Anna Harris, a mother to four children ranging in age from four to nine, said that unlike in previous years there were no holiday clubs in her area, with the last one cancelling this week citing the expense and difficulty of adhering to Covid guidelines.

“I’ve tried everything, and I’ve contacted everyone I can think of,” she said. “I don’t know how other working parents are managing this. It’s all proving really stressful and is taking up a lot of time and mental space.”

The survey found that nearly half (48%) of mothers said they were managing caring responsibilities through some form of flexible working, with around two in five (39%) combining working from home with childcare. One in eight said they would have to reduce their hours, and the same proportion planned to take unpaid leave.

The TUC and Mother Pukka have started a petition calling for 10 days’ paid carer’s leave for all parents and have called for a legal right to flexible work for all workers from their first day in a job, as well as major investment in childcare.

Last month the Early Years Alliance (EYA) accused the government of “shamelessly, knowingly” underfunding the early years sector in England over the past decade.

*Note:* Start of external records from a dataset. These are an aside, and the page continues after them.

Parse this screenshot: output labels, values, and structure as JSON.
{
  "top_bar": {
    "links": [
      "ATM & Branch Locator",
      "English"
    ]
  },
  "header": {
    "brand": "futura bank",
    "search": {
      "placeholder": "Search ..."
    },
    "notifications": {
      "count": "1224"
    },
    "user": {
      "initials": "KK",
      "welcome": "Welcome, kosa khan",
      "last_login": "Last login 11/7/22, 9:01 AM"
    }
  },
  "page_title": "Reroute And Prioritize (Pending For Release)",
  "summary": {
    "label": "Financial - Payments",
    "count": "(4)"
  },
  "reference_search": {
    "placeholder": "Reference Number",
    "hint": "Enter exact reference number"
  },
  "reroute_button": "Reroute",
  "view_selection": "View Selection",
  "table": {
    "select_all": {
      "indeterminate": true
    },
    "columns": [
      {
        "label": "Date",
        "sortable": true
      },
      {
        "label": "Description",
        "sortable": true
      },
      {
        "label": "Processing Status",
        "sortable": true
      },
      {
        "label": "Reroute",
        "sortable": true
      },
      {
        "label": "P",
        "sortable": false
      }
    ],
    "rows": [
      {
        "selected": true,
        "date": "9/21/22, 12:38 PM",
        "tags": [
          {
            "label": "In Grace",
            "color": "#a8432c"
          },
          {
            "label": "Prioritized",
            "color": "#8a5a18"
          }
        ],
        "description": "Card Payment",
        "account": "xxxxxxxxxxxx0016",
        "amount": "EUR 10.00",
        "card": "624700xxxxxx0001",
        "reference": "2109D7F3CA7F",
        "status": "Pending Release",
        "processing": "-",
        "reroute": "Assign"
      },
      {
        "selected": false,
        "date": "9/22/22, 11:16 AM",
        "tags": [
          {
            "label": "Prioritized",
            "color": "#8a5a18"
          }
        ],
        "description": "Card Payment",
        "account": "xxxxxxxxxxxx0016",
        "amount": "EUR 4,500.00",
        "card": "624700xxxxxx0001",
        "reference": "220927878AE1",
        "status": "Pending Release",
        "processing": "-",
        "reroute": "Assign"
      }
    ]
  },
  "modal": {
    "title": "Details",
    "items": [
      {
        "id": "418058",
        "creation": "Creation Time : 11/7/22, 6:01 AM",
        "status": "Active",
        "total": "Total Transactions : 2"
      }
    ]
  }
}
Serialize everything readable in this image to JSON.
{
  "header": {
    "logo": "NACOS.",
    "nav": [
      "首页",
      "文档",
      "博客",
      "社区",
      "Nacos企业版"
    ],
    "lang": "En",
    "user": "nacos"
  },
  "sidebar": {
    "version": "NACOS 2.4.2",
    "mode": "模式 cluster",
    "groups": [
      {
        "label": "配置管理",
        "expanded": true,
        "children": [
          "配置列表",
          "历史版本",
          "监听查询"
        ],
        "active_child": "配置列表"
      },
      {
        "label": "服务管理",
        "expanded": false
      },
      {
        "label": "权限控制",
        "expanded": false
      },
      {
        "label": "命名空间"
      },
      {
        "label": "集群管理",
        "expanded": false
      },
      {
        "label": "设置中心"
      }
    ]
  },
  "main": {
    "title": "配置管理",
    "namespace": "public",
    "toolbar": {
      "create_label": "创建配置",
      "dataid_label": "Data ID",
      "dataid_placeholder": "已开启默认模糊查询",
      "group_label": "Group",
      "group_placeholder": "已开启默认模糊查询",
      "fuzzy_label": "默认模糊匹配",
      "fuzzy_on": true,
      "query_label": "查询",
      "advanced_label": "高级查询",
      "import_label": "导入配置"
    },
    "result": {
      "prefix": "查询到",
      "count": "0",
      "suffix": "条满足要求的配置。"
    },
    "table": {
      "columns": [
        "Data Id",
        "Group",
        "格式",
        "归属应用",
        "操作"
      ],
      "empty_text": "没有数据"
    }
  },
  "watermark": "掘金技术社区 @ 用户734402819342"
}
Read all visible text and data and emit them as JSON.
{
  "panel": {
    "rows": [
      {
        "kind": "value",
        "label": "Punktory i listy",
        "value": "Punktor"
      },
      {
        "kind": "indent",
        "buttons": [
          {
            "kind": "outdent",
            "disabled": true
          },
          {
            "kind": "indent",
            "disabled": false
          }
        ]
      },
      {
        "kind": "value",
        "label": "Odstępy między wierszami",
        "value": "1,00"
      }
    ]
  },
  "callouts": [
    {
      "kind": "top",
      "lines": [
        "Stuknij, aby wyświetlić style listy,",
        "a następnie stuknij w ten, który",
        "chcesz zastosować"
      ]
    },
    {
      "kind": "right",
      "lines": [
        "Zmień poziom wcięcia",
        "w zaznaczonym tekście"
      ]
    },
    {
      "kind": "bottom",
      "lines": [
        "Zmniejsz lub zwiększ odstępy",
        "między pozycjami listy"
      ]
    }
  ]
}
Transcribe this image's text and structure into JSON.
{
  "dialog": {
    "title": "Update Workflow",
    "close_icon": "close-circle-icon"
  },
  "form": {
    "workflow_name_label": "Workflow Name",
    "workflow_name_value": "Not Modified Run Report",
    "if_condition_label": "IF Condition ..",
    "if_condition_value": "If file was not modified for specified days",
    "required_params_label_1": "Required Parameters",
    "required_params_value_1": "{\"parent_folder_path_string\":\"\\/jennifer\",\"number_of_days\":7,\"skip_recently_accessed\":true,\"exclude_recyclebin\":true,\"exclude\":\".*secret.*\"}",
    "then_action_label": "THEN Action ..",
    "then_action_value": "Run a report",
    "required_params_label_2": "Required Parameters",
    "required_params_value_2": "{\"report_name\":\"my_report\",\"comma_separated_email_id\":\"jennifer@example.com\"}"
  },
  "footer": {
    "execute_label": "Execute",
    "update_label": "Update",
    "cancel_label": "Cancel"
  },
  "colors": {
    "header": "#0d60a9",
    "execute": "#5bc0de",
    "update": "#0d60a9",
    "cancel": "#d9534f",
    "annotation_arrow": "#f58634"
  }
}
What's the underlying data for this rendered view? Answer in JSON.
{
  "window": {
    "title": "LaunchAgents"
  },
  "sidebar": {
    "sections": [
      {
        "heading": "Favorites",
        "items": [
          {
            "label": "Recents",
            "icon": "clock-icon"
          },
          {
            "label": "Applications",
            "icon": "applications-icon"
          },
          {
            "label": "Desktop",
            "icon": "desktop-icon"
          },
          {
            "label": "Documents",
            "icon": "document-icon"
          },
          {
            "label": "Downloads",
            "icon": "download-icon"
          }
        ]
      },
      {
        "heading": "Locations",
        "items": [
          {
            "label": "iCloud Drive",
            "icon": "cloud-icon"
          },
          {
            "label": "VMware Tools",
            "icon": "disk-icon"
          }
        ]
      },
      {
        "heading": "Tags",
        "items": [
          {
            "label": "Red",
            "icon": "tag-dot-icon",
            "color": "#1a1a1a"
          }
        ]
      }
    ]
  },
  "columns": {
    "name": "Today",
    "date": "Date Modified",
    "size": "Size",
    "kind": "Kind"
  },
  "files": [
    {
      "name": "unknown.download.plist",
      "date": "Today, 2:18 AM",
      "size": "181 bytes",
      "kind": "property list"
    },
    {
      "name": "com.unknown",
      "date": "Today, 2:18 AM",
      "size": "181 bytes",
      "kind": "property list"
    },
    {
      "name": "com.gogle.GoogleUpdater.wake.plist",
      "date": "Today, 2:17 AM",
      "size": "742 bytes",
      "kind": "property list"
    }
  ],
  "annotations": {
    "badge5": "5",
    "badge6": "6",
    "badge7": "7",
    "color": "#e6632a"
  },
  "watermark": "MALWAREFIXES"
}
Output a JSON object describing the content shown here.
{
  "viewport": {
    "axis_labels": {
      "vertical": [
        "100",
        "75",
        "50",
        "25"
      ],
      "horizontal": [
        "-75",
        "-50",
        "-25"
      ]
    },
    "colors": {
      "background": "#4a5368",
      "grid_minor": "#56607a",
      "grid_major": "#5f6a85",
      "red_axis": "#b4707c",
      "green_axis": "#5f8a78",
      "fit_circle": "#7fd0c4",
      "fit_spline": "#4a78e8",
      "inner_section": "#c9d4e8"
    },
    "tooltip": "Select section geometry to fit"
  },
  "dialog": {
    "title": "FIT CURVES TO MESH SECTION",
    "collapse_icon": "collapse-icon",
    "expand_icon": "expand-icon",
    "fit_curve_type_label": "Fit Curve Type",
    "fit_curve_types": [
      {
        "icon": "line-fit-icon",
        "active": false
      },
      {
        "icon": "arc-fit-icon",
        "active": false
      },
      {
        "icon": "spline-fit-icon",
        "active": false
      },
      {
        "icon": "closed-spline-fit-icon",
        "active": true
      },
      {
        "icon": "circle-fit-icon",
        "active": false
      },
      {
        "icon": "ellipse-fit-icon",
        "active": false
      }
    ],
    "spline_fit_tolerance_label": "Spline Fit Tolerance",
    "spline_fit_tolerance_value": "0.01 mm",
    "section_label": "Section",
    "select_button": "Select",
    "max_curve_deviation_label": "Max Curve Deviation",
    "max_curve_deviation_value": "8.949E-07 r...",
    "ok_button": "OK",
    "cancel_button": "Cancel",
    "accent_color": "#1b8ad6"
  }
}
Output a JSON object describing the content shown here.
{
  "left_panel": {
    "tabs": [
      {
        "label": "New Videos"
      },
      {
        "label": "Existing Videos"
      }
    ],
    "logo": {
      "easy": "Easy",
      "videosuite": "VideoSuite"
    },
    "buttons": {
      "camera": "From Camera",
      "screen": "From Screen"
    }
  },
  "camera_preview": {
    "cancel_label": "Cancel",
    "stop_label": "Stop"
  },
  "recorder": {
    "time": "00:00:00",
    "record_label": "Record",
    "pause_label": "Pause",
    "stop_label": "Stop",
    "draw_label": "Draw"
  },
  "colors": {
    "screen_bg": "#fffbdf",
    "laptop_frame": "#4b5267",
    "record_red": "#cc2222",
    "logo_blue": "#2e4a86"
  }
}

Ofsted statistics published in May showed that more than 2,600 early years providers closed between April 2020 and the end of March 2021, including 442 nurseries and 2,185 childminders.

Anna Whitehouse, the founder of Mother Pukka, said the current system had left parents “at breaking point”. “If we are going to recover from this pandemic and ensure the playing field is level for men and women, we need childcare to be part of our infrastructure – as important as roads, railways and signposts,” she said.